The provisions on the retention and use of fingerprints and samples have three objectives: first, putting a counterterrorism DNA database on a firmer legal footing; secondly, allowing such samples taken under the Police and Criminal Evidence Act and the Police and Criminal Evidence (Northern Ireland) Order to be used for national security; and, thirdly, making it easier to allow fingerprints or samples taken under the Terrorism Act to be placed on the National DNA Database.
Clause 18 puts DNA and fingerprint material that is not currently subject to statutory restrictions on a statutory footing permitting law enforcement use for certain purposes. This material includes samples obtained covertly under Part III of the Police Act 1997 and Part II of the Regulation of Investigatory Powers Act 2000. For example, under the Police Act, a warrant may give the police the power to enter someone's home and take away some property in order to obtain a sample. RIPA authorises both covert surveillance and the use of covert human intelligence sources. Unlike the Police Act it does not allow the interference with property.
However, during the course of surveillance, a DNA sample may be lawfully obtained from property without the type of warrant in the Police Act. A good example of this might be where a person under surveillance discards a cigarette or a drinks container. The discarded cigarette or drinks container can be collected covertly and a sample taken. Or, should a covert human intelligence source be used, the person under surveillance could visit the source's house and the sample could be taken from a tea-cup. It also includes material supplied by another law enforcement authority which, by virtue of Clause 18(5), includes both domestic and foreign law enforcement authorities—for example, the French police.
Finally, the provision applies to samples otherwise lawfully obtained in the interests of national security for the prevention/detection of crime, the investigation of an offence, the conduct of a prosecution or for purposes related to the identification of a deceased. Such latter material might include material obtained during a criminal investigation other than through the exercise of covert powers—for example, during a search, from a crime scene or lawfully provided by a body other than another law enforcement authority, perhaps from the intelligence services of another state.
DNA and fingerprint material obtained in this way will form the material that is stored by the Met on the CT DNA database. The principal purpose of Clause 18 is therefore to provide a firm legal base for this database.
These amendments to Clause 18 seek clarification on the samples against which DNA and fingerprint samples obtained through legal covert surveillance can be checked. The amendments seek to prevent DNA samples and/or prints lawfully held by a law enforcement authority being used for the purpose of preventing or detecting a criminal offence under the law of a country outside the UK.
The terrorist threat requires both national and transnational, multi-agency co-operation. It is important that we are able to share our data with national and international partners so that we can properly protect our national security.
Clause 18(4), to which these amendments apply, defines "crime" as,
"a criminal offence ... under the law of ... the United Kingdom or of a country or territory outside the United Kingdom".
The effect is that covertly acquired samples can be checked against other samples for, among other things, the purposes of a criminal investigation in the United Kingdom.
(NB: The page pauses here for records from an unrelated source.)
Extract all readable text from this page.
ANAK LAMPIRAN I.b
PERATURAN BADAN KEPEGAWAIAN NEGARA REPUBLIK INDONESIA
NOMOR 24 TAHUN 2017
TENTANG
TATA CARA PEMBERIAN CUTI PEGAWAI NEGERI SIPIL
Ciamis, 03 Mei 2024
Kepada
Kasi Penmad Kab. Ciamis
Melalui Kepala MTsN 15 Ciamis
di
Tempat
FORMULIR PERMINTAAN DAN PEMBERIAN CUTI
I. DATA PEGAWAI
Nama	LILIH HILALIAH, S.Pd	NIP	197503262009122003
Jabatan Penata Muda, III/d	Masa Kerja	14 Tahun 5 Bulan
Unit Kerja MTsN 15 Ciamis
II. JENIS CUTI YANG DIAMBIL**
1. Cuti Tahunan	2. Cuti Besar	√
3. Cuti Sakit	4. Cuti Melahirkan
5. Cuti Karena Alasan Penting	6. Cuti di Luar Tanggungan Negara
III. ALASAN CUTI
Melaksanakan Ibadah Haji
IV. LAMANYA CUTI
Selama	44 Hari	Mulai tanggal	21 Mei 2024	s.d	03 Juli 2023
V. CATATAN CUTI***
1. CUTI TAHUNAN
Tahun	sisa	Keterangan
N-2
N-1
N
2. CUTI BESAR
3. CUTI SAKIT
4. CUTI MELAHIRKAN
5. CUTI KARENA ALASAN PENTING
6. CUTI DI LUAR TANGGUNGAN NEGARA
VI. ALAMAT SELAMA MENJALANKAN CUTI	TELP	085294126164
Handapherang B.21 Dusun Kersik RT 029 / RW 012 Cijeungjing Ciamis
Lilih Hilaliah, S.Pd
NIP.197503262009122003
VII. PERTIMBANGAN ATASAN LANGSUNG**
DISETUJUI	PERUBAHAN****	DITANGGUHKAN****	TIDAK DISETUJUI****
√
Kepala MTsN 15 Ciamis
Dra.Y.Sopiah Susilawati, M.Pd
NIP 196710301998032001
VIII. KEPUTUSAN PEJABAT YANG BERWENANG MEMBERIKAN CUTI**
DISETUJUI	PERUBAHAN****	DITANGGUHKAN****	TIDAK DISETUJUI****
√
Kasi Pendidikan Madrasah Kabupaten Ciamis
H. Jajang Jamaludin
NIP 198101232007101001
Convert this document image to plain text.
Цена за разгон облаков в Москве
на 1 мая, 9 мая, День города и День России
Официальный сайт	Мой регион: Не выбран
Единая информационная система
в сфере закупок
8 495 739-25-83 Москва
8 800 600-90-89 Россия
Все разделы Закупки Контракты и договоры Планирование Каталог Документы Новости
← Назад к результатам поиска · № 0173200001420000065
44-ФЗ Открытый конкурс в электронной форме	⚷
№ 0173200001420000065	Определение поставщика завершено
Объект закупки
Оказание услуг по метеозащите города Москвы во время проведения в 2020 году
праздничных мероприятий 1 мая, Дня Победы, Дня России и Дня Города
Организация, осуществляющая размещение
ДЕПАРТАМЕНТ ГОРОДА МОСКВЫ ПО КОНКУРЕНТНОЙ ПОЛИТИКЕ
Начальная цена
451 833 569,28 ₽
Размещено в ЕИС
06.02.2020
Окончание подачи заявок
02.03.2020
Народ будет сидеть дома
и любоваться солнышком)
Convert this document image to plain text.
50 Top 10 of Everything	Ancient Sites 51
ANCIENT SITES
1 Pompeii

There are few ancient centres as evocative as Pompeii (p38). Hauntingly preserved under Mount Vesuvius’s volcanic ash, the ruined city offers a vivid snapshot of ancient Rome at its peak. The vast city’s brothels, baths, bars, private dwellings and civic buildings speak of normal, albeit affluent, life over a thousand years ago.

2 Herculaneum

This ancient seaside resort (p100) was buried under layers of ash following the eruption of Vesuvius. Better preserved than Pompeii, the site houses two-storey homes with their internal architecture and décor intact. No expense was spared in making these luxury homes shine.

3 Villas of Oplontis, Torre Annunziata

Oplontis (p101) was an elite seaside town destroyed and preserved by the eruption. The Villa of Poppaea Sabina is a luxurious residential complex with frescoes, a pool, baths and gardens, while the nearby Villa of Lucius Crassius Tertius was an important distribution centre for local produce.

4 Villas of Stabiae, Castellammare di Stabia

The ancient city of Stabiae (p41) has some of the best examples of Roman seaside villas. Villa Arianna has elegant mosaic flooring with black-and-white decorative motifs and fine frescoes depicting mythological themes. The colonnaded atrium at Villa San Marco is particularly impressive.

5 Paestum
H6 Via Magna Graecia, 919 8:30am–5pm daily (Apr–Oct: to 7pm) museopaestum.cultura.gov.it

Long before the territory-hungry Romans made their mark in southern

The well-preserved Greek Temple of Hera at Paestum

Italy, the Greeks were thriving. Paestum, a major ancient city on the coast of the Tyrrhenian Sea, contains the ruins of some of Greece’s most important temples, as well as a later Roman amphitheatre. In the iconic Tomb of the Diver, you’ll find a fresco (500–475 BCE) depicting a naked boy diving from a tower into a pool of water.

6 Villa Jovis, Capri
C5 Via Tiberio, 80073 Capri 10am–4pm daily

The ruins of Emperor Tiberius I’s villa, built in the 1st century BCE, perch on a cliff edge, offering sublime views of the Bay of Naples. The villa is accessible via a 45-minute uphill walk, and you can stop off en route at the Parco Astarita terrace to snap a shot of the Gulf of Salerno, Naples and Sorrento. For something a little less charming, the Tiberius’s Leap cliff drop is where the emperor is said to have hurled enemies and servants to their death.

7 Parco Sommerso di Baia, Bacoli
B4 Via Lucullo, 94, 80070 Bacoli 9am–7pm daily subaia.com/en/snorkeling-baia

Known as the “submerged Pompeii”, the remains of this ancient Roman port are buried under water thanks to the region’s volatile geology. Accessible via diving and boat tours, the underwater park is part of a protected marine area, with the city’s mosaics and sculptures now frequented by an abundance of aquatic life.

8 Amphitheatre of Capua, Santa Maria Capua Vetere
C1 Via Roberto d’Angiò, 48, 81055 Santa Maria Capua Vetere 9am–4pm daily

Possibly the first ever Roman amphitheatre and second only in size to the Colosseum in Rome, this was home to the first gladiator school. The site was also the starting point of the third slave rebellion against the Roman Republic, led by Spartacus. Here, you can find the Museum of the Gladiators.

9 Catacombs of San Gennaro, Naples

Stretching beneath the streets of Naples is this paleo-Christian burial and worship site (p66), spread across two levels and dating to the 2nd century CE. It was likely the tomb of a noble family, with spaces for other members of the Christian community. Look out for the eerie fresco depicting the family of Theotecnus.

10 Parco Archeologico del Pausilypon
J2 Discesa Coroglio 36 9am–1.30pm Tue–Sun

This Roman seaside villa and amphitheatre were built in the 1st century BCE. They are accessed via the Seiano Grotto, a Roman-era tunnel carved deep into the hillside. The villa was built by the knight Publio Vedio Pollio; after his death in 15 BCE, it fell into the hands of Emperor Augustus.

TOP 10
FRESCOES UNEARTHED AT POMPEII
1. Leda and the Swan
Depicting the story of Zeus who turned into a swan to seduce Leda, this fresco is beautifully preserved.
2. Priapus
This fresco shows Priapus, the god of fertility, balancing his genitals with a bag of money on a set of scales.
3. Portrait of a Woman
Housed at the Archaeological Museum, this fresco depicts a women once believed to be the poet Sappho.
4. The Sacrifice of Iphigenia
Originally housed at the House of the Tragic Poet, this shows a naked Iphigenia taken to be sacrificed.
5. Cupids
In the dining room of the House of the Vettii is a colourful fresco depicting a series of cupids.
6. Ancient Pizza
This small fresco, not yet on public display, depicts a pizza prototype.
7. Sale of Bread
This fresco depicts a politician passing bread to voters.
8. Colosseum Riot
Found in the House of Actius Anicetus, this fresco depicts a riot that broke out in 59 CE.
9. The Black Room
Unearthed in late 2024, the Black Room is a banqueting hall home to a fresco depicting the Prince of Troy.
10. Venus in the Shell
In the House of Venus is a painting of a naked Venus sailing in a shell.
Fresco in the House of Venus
Additionally, our covertly obtained samples can be checked against other samples, including those held by a foreign Government or agency, for the purposes of, among other things, a criminal investigation in a foreign country—terrorist training, for example.
We are resisting these amendments because there is a real need to share this data internationally, especially where terrorism is concerned, and there are appropriate safeguards in place. For example, we may have obtained samples during a covert operation of a group of individuals we believe to be involved in terrorism. Some time later, a sample may be found overseas by a partner agency that arrests an individual at a terrorist training camp. Clause 18, unamended, allows us to check the samples we hold, which are not subject to statutory provisions, with samples held overseas. The clear benefit of such comparisons is that we can build up a much better picture of the dynamics within complex terrorist networks which span the globe. This is currently crucial to counter the threat that we face. Being able to build up this clear picture is of great and tangible benefit to our national security.
There are safeguards against the abuse of samples held subject to Clause 18. In line with his existing powers, the Information Commissioner will provide independent oversight of the database with regard to data protection issues. Additionally, the Metropolitan Police Service will liaise with the newly appointed forensic science regulator to establish standards for DNA analysis, validation of the CT DNA database and protocols for international exchange of DNA data. Working with the custodian of the national DNA database, the MPS will ensure compliance to standards it has set, which are accepted and adhered to by forensic laboratories. Additionally, it will work with the custodian to develop new protocols for cross-searching between the national and CT databases, ensuring that public confidence, counterterrorist investigations and national security are not compromised.
Noble Lords will be reassured to know that this definition of crime is already included in paragraph 20(4)(a) of Schedule 4 to the Terrorism Act 2000. I hope that I have been able to reassure the noble Baroness and that she is able to withdraw her amendment.